This parameter can be const.

437

Can use const auto * here.

445

This static has me worried. Does this data need to be cached across codegen modules? If not, perhaps this variable can be hung onto the CodeGenModule instead?

The variable should be named Cache instead of cache. Also, is an unordered_map the correct data structure to use?
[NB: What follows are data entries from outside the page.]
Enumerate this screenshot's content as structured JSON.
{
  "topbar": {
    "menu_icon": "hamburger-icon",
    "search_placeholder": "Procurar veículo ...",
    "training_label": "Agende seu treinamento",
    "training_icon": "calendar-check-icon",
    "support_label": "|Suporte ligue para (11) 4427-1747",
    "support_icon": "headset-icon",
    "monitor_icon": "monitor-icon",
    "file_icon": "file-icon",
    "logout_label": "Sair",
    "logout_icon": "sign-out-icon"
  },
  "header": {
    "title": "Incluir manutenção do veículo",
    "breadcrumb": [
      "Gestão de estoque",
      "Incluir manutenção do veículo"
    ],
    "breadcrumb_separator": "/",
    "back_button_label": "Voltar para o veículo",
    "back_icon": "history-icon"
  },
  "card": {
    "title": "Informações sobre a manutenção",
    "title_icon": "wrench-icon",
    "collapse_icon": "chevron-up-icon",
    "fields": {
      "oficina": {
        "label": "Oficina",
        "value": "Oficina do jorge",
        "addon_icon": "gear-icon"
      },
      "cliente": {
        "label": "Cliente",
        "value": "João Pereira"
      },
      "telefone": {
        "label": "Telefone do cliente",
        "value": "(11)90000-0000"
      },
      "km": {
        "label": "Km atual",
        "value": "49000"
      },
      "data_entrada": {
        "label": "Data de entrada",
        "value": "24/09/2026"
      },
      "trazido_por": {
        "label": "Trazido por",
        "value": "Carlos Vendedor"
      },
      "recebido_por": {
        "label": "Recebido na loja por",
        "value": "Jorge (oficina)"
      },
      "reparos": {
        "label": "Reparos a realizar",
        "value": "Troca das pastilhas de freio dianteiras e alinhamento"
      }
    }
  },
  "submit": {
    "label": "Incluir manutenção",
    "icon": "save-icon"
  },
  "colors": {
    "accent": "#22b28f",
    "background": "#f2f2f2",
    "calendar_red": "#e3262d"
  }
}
Would a DenseMap make more sense because the keys and values are both small (PresumedLoc::getFilename() returns a const char * that I believe can be used).

448

key -> Key

450

ctx -> CTX, and I think this can be a const ref.

461–462

You can use a range-based for loop here instead, and then get rid of the typedef for CIt.

468

You can avoid the copy here by assigning to a StringRef instead.

473

status -> Status

474

result -> Result

487

Can use a range-based for loop here.

choikwa updated this revision to Diff 114380.Sep 8 2017, 9:40 AM

addressed code review. made doc consistent with functionality.

Forgot to hang Cache to CodeGenModule, will do that shortly

choikwa updated this revision to Diff 114388.Sep 8 2017, 10:24 AM

renamed and moved Cache to SourceLocToFileNameMap in CodeGenModule

Please also add a C++ test to check the mangling-related features.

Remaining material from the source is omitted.